Jefferson e Rabello concedem coletiva sobre o momento atual e lamentam protesto violento
Atualizado em 08-02-2018, 13:11

Um dia que nenhum botafoguense gostaria que existisse, mas que precisa ser encarado de frente. O Botafogo foi eliminado de forma precoce da Copa do Brasil para a Aparecidense, um golpe duro no torcedor e no elenco alvinegro. Em entrevista coletiva, Jefferson e Igor Rabello expuseram questões importantes da derrota em campo e do comportamento violento de algumas pessoas que receberam a delegação alvinegra com pedradas no retorno da equipe ao Rio de Janeiro. Entristecidos, os jogadores repudiaram o ato de violência e reafirmaram o compromisso para recolocar o Botafogo no rumo certo. O pacto começa no clássico contra o Flamengo, sábado, pela semifinal da Taça Guanabara. Um jogo, segundo eles, para doar sangue.

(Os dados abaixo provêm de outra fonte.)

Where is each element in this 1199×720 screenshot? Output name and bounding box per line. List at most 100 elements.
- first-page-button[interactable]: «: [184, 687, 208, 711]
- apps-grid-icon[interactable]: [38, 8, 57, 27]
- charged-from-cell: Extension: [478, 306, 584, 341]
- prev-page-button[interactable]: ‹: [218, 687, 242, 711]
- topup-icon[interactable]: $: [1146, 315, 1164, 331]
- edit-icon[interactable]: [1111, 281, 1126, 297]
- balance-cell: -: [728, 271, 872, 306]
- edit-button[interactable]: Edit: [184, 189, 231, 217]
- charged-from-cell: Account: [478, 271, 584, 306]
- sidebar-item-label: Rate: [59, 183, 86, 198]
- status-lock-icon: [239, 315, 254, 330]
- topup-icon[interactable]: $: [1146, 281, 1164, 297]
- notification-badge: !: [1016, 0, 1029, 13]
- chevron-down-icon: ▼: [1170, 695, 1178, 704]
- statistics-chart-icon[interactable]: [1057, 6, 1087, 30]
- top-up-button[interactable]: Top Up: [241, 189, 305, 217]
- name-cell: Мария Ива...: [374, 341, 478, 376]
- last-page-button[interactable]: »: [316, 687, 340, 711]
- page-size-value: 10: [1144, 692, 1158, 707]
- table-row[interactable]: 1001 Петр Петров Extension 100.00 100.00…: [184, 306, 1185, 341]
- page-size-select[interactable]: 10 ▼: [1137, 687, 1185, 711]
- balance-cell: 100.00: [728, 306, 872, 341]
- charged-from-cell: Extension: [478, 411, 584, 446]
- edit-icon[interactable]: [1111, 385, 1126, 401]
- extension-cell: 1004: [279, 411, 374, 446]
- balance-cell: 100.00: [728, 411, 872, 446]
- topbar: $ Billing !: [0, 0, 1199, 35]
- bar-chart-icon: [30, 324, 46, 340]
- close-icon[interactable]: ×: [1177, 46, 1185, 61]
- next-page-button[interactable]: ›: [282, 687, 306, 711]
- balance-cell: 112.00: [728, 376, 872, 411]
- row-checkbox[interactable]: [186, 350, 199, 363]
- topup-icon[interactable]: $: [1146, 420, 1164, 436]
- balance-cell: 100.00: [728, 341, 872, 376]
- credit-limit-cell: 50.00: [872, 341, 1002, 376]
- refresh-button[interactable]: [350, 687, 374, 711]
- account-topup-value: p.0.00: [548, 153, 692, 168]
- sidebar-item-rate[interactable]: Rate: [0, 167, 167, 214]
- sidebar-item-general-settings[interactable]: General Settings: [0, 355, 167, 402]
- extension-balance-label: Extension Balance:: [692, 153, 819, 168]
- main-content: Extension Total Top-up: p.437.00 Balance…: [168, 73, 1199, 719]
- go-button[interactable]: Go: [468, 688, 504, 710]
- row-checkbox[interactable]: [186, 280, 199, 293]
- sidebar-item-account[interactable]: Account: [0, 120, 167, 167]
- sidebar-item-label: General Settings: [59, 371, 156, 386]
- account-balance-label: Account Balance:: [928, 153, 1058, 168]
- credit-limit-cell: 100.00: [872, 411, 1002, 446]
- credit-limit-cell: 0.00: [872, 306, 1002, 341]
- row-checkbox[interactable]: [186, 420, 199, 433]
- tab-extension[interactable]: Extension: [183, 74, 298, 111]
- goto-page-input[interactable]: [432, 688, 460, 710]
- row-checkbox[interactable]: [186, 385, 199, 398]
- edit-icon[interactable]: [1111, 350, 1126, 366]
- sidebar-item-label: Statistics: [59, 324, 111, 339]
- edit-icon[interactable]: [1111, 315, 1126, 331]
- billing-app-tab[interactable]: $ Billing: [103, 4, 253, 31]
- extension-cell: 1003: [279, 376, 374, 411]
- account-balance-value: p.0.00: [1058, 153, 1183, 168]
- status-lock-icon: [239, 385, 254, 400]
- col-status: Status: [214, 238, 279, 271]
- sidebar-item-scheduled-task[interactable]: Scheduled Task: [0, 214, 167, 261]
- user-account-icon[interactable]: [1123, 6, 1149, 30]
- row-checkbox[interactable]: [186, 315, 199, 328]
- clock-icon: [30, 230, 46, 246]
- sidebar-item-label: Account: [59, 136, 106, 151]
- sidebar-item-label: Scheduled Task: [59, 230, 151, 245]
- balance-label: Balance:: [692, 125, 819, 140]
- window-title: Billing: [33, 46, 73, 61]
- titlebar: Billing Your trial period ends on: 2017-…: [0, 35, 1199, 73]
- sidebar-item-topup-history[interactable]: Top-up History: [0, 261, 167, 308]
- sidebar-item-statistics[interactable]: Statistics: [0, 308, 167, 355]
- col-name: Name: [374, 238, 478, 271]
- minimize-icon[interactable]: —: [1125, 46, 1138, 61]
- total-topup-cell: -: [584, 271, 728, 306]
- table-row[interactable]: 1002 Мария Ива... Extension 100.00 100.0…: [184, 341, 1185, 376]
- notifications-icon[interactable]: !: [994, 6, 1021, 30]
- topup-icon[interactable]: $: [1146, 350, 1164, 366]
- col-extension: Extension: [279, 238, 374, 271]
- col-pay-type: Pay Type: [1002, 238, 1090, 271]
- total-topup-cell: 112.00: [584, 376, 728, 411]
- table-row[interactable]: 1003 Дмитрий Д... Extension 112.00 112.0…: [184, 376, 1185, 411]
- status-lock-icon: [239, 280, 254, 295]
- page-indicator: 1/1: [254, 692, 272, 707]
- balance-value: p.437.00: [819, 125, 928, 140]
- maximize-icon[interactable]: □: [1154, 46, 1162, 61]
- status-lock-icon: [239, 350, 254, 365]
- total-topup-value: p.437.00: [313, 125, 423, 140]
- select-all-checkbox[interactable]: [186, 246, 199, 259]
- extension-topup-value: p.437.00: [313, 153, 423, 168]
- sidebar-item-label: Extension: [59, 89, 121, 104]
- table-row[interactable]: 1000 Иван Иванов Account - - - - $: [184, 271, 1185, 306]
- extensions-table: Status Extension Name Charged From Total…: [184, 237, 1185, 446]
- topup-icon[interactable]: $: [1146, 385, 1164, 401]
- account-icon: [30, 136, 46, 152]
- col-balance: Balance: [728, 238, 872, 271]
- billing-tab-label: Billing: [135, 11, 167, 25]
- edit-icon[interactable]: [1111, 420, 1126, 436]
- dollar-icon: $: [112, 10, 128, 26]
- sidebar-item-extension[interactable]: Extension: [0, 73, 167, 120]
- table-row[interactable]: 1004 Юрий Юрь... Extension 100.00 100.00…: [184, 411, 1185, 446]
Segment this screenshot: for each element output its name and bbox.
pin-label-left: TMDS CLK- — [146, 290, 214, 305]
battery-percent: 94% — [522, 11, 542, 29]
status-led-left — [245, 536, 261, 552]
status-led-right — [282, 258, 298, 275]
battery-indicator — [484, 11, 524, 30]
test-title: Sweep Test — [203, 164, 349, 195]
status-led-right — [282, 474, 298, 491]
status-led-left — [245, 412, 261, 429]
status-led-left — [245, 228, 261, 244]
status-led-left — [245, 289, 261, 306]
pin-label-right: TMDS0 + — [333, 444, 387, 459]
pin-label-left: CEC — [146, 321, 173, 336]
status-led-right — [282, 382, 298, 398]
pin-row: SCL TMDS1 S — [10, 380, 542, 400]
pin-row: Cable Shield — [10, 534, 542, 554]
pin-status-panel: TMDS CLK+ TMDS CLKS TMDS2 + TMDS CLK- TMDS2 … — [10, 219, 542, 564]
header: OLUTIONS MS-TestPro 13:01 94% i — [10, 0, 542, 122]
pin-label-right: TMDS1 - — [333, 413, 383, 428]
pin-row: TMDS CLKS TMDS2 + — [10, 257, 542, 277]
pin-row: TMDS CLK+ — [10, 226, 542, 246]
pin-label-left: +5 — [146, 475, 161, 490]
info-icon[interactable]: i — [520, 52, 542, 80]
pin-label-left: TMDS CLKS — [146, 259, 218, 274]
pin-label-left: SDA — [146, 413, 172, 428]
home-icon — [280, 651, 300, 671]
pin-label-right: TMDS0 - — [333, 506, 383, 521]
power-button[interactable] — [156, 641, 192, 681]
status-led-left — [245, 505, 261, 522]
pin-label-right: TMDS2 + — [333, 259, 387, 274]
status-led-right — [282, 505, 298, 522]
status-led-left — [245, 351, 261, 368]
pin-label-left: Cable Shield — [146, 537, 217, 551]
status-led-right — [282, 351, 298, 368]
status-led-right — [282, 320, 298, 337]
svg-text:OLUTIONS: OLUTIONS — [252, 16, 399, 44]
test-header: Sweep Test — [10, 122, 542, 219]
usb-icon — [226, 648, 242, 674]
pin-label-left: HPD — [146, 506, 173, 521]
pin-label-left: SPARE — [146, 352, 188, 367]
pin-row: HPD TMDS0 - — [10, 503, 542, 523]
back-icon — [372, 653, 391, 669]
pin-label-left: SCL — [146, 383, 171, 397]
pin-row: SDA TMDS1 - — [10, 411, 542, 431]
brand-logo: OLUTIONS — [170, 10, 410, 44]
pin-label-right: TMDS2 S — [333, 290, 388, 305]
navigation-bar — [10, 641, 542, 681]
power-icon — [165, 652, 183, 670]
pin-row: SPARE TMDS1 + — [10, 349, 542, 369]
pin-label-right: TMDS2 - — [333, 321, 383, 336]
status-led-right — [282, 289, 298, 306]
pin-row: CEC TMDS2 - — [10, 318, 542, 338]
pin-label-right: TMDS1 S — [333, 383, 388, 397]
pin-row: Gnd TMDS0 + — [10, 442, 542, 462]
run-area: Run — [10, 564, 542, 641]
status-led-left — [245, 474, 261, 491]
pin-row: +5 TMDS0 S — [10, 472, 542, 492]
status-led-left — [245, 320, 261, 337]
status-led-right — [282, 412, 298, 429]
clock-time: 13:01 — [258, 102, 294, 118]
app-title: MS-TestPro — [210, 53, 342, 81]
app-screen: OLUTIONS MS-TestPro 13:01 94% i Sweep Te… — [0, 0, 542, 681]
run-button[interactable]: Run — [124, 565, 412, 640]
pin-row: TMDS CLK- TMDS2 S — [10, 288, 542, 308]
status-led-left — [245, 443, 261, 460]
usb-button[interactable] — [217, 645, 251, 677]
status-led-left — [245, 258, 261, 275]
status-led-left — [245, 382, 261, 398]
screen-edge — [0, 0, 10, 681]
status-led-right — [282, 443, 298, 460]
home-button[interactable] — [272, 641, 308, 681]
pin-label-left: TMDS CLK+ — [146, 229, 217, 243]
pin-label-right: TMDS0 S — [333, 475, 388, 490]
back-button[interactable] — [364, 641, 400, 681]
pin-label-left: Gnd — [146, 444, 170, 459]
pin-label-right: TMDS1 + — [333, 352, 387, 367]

Jefferson abriu a coletiva comentando sobre uma filmagem ainda no campo de jogo após a partida em que estaria rindo e "fazendo pouco caso" da eliminação da equipe. O ídolo explicou o ocorrido e relatou sua tristeza diante de uma repercussão completamente equivocada.

- Sei que vocês tem muitas perguntas para fazer para gente, mas gostaria de abrir falando sobre o episódio que me envolveu no jogo. Após a partida me filmaram sorrindo e muitos disseram que não me importei com a desclassificação do Botafogo. Juntamente com o grupo e com minha família estou bem tranquilo. Sei do meu caráter e de tudo que já fiz pelo Botafogo. O que mais me doeu foi ver a minha torcida, que amo de paixão e por quem já fiz de tudo, duvidar do meu caráter. É como se sua esposa e filhos duvidassem do seu caráter. Sei que os verdadeiros botafoguenses não duvidam do meu caráter. Se fossem de outros clubes eu não me importaria. Praticamente não dormi após a nossa queda da Copa do Brasil. Lamentamos muito, isso vai doer por bastante tempo, mas temos que levantar a cabeça, temos muitos jogos pela frente - disse Jefferson.

Jovem de grande responsabilidade e identificação com o clube, Rabello também falou e citou o cenário que jogadores e comissão técnica encontraram na chegada ao Rio de Janeiro. O zagueiro não condenou o protesto dos botafoguenses que foram cobrar a equipe, mas sim o ato violento daqueles que apedrejaram o ônibus da delegação.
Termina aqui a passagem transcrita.